Calloway is working again.
"No. Nothing like that."
She watched him closely. "What aren't you telling me? C’mon, out with it."
"For chrissake, Doc." He knew he couldn't fool her, not for long. He told her about his day—the Indians, the lightning, the numbers. "I tried the numbers. All I got was a brief glimpse of pillars. But then as I came out of it, I heard a voice, as if someone was talking about me."
He told her what he'd heard.
She frowned, shook her head. "It was them, Trent. You've got to go for that target again," she said, emphatically. "Let's do it now. I'll monitor you."
"No way. I'm not getting involved. Besides, I'm tired. It's late." "Hey, I drove all the way here from Ouray today. Five hours. I'm tired too, but we need to do this now."
Calloway ran a hand through his short, natty hair. "No we don't. Look, Doc. I've got tomorrow off. I'll take you out on the river."
"Like hell you will. Listen to me, you sonofabitch. This morning I was working in my garden. I looked up and there you were standing by a stone wall with hundreds of petroglyphs on it."
He nodded, surprised by both her vehemence and her accuracy. "You're right. I was there. That was where I saw the Indians."
"But you spoke to me. I heard your voice in my head."
"What did I say?"
"You said that we had work to do, that we had to stop the bastards before it was too late."
"I said that?"
"I interpreted that to mean we should infiltrate Maxwell's gang."
"Let's talk about it tomorrow. You can sleep on my cot. I'll take the hammock."
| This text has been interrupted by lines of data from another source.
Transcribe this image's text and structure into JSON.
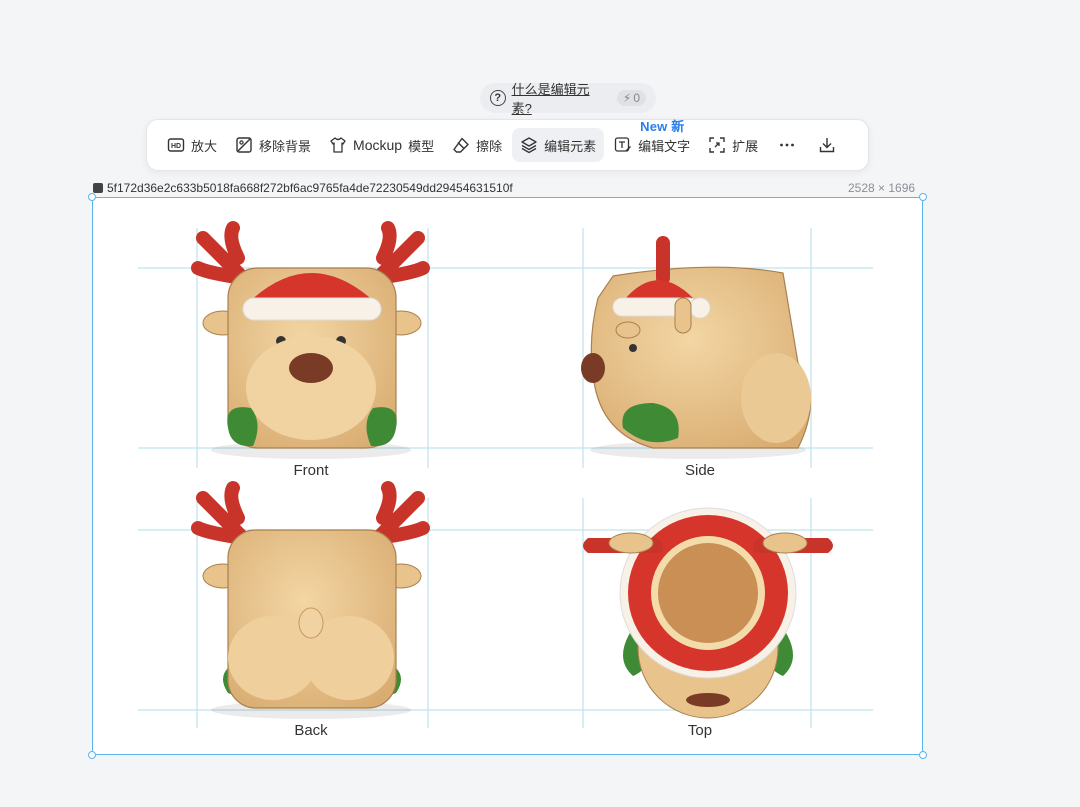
{
  "help": {
    "text": "什么是编辑元素?",
    "credits": "0",
    "question_icon": "question-circle-icon",
    "bolt_icon": "bolt-icon"
  },
  "toolbar": {
    "tools": [
      {
        "label": "放大",
        "icon": "hd-icon"
      },
      {
        "label": "移除背景",
        "icon": "remove-background-icon"
      },
      {
        "label_en": "Mockup",
        "label": "模型",
        "icon": "tshirt-icon"
      },
      {
        "label": "擦除",
        "icon": "eraser-icon"
      },
      {
        "label": "编辑元素",
        "icon": "layers-icon",
        "active": true
      },
      {
        "label": "编辑文字",
        "icon": "text-edit-icon",
        "badge": "New 新"
      },
      {
        "label": "扩展",
        "icon": "expand-icon"
      }
    ],
    "more_icon": "more-icon",
    "download_icon": "download-icon"
  },
  "file": {
    "name": "5f172d36e2c633b5018fa668f272bf6ac9765fa4de72230549dd29454631510f",
    "dimensions": "2528 × 1696"
  },
  "canvas": {
    "views": [
      {
        "caption": "Front"
      },
      {
        "caption": "Side"
      },
      {
        "caption": "Back"
      },
      {
        "caption": "Top"
      }
    ]
  },
  "colors": {
    "accent": "#2a7ee8",
    "selection": "#5ab7ee",
    "fur": "#e8c38c",
    "antler": "#c8342a",
    "hat": "#d6352c",
    "mitten": "#3f8a35",
    "nose": "#7a3b26"
  }
}
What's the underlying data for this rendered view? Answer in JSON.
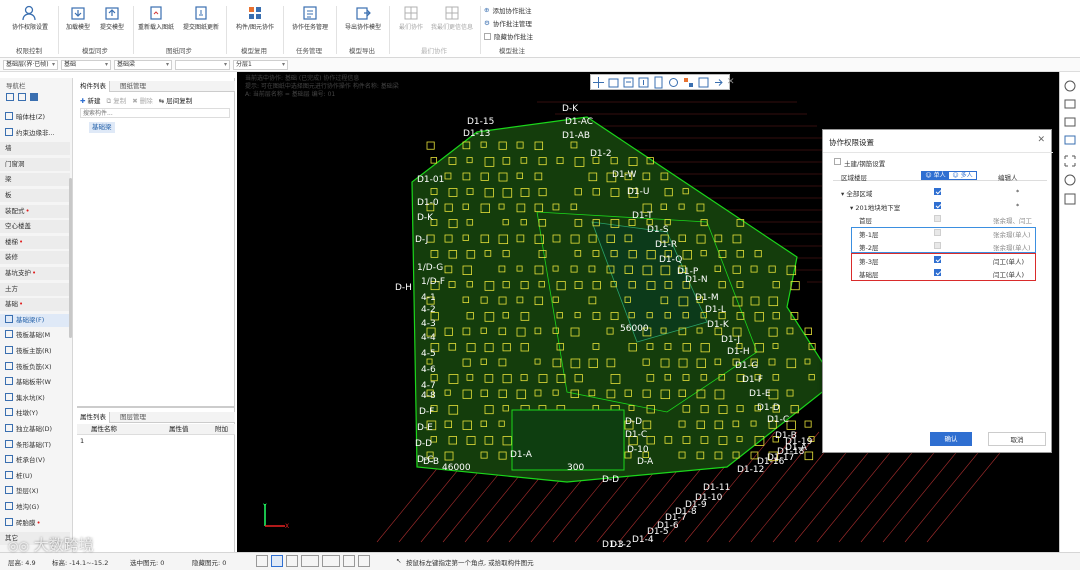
{
  "ribbon": {
    "groups": [
      {
        "label": "权限控制",
        "buttons": [
          {
            "label": "协作权限设置"
          }
        ]
      },
      {
        "label": "模型同步",
        "buttons": [
          {
            "label": "加载模型"
          },
          {
            "label": "提交模型"
          }
        ]
      },
      {
        "label": "图纸同步",
        "buttons": [
          {
            "label": "重新载入图纸"
          },
          {
            "label": "提交图纸更新"
          }
        ]
      },
      {
        "label": "模型复用",
        "buttons": [
          {
            "label": "构件/图元协作"
          }
        ]
      },
      {
        "label": "任务管理",
        "buttons": [
          {
            "label": "协作任务管理"
          }
        ]
      },
      {
        "label": "模型导出",
        "buttons": [
          {
            "label": "导出协作模型"
          }
        ]
      },
      {
        "label": "最们协作",
        "buttons": [
          {
            "label": "最们协作"
          },
          {
            "label": "我最们更信信息"
          }
        ]
      },
      {
        "label": "模型批注",
        "small": [
          "添加协作批注",
          "协作批注管理",
          "隐藏协作批注"
        ]
      }
    ]
  },
  "selectors": [
    "基础层(界·已帧)",
    "基础",
    "基础梁",
    "",
    "分层1"
  ],
  "nav": {
    "title": "导航栏",
    "items": [
      {
        "label": "暗体柱(Z)",
        "type": "item"
      },
      {
        "label": "约束边缘非...",
        "type": "item"
      },
      {
        "label": "墙",
        "type": "cat"
      },
      {
        "label": "门窗洞",
        "type": "cat"
      },
      {
        "label": "梁",
        "type": "cat"
      },
      {
        "label": "板",
        "type": "cat"
      },
      {
        "label": "装配式",
        "type": "cat",
        "dot": true
      },
      {
        "label": "空心楼盖",
        "type": "cat"
      },
      {
        "label": "楼梯",
        "type": "cat",
        "dot": true
      },
      {
        "label": "装修",
        "type": "cat"
      },
      {
        "label": "基坑支护",
        "type": "cat",
        "dot": true
      },
      {
        "label": "土方",
        "type": "cat"
      },
      {
        "label": "基础",
        "type": "cat",
        "dot": true
      },
      {
        "label": "基础梁(F)",
        "type": "item",
        "selected": true
      },
      {
        "label": "筏板基础(M",
        "type": "item"
      },
      {
        "label": "筏板主筋(R)",
        "type": "item"
      },
      {
        "label": "筏板负筋(X)",
        "type": "item"
      },
      {
        "label": "基础板带(W",
        "type": "item"
      },
      {
        "label": "集水坑(K)",
        "type": "item"
      },
      {
        "label": "柱墩(Y)",
        "type": "item"
      },
      {
        "label": "独立基础(D)",
        "type": "item"
      },
      {
        "label": "条形基础(T)",
        "type": "item"
      },
      {
        "label": "桩承台(V)",
        "type": "item"
      },
      {
        "label": "桩(U)",
        "type": "item"
      },
      {
        "label": "垫层(X)",
        "type": "item"
      },
      {
        "label": "地沟(G)",
        "type": "item"
      },
      {
        "label": "砖胎膜",
        "type": "item",
        "dot": true
      },
      {
        "label": "其它",
        "type": "cat"
      }
    ]
  },
  "components": {
    "tabs": [
      "构件列表",
      "图纸管理"
    ],
    "toolbar": [
      "新建",
      "复制",
      "删除",
      "层间复制"
    ],
    "search_placeholder": "搜索构件...",
    "item": "基础梁"
  },
  "properties": {
    "tabs": [
      "属性列表",
      "图层管理"
    ],
    "headers": [
      "属性名称",
      "属性值",
      "附加"
    ],
    "row1": "1"
  },
  "canvas": {
    "info_lines": [
      "当前选中协作: 基础 (已完成) 协作过程信息",
      "提示: 可在图纸中选择图元进行协作操作 构件名称: 基础梁",
      "A: 当前层名称 = 基础层 编号: 01"
    ],
    "axis_labels": [
      "D-K",
      "D1-AC",
      "D1-AB",
      "D1-15",
      "D1-13",
      "D1-2",
      "D1-W",
      "D1-U",
      "D1-T",
      "D1-S",
      "D1-R",
      "D1-Q",
      "D1-P",
      "D1-N",
      "D1-M",
      "D1-L",
      "D1-K",
      "D1-J",
      "D1-H",
      "D1-G",
      "D1-F",
      "D1-E",
      "D1-D",
      "D1-C",
      "D1-B",
      "D1-A",
      "D1-19",
      "D1-18",
      "D1-17",
      "D1-16",
      "D1-12",
      "D1-11",
      "D1-10",
      "D1-9",
      "D1-8",
      "D1-7",
      "D1-6",
      "D1-5",
      "D1-4",
      "D1-3",
      "D1-2",
      "D1-01",
      "D1-0",
      "D-K",
      "D-J",
      "D-H",
      "1/D-G",
      "1/D-F",
      "4-1",
      "4-2",
      "4-3",
      "4-4",
      "4-5",
      "4-6",
      "4-7",
      "4-8",
      "D-F",
      "D-E",
      "D-D",
      "D-C",
      "D-B",
      "D-A",
      "D-D",
      "D-10",
      "D-D",
      "D1-C",
      "D1-A",
      "300",
      "46000",
      "56000"
    ]
  },
  "dialog": {
    "title": "协作权限设置",
    "checkbox_label": "土建/钢筋设置",
    "col_area": "区域楼层",
    "col_editor": "编辑人",
    "single": "单人",
    "multi": "多人",
    "tree": [
      {
        "label": "全部区域",
        "indent": 0,
        "checked": "on",
        "editor": "*"
      },
      {
        "label": "201地块地下室",
        "indent": 1,
        "checked": "on",
        "editor": "*"
      },
      {
        "label": "首层",
        "indent": 2,
        "checked": "dis",
        "editor": "张余璟、闫工"
      },
      {
        "label": "第-1层",
        "indent": 2,
        "checked": "dis",
        "editor": "张余璟(单人)",
        "box": "blue"
      },
      {
        "label": "第-2层",
        "indent": 2,
        "checked": "dis",
        "editor": "张余璟(单人)",
        "box": "blue"
      },
      {
        "label": "第-3层",
        "indent": 2,
        "checked": "on",
        "editor": "闫工(单人)",
        "box": "red"
      },
      {
        "label": "基础层",
        "indent": 2,
        "checked": "on",
        "editor": "闫工(单人)",
        "box": "red"
      }
    ],
    "ok": "确认",
    "cancel": "取消"
  },
  "status": {
    "items": [
      "层高: 4.9",
      "标高: -14.1~-15.2",
      "选中图元: 0",
      "隐藏图元: 0"
    ],
    "hint": "按鼠标左键指定第一个角点, 或拾取构件图元"
  },
  "watermark": "大数跨境",
  "colors": {
    "accent": "#2f6fd1",
    "blue_box": "#3b8fe0",
    "red_box": "#d92b2b",
    "plan_green": "#1bd61b",
    "plan_yellow": "#e7e23a",
    "plan_red": "#d23a3a"
  }
}
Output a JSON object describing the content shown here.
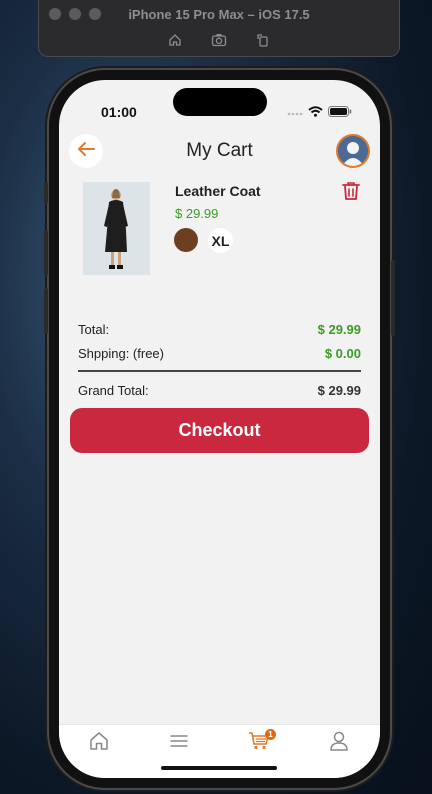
{
  "simulator": {
    "title": "iPhone 15 Pro Max – iOS 17.5"
  },
  "status_bar": {
    "time": "01:00"
  },
  "header": {
    "title": "My Cart"
  },
  "cart_items": [
    {
      "name": "Leather Coat",
      "price": "$ 29.99",
      "color": "#6b3f1f",
      "size": "XL"
    }
  ],
  "summary": {
    "total_label": "Total:",
    "total_value": "$ 29.99",
    "shipping_label": "Shpping: (free)",
    "shipping_value": "$ 0.00",
    "grand_label": "Grand Total:",
    "grand_value": "$ 29.99"
  },
  "checkout_label": "Checkout",
  "tabbar": {
    "cart_badge": "1",
    "active_tab": "cart"
  },
  "colors": {
    "accent": "#e07a2a",
    "primary_button": "#c9283e",
    "price_green": "#3a9d23"
  }
}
"Damn it, Trent." She raised her voice again. "You need to hit that target. Those numbers didn't appear for no reason and some part of you did reach out to me."
He scowled. He'd almost gotten hit by lightning, he'd fallen into the river, and now he was getting berated by a fat lady who wanted him to remote view in the middle of the night and maybe even go work for his old boss—a man he never wanted to see again.
"I'll tell you what, Doc. I'll shoot for that target. We'll see what I get. But I'm not going to go to work for Maxwell, even if it is to expose him." He waved a hand in front of him. "That's the end of it."
Doc looked disappointed. Tough, he thought.
He sat on the cot, a couple of pillows propped up behind him. He began breathing deeply and slowly. Doc handed him a notepad from her purse. "Write down the numbers you got," she said quietly. "I'll feed them back to you once you're down."
The numbers came easily to mind. He jotted them on the pad and handed it back to her. He drifted down into his zone and this time he pictured a dark hole to one side. He tossed all of his concerns into it, including his worries that he wouldn't succeed and his regrets about the past. To top it off, he tossed a metaphorical six-pack of beer into the hole and sealed it shut. Then he redirected his attention to Doc as she slowly read the numbers aloud.
He cleared his mind and focused. After a couple of minutes, Doc repeated the numbers and told him to take his time. He'd always been known as the quickest one to pick up images, but now he wasn't getting anything. He tried again. This time he pictured the numbers hovering in front of him, as he'd seen them by the river.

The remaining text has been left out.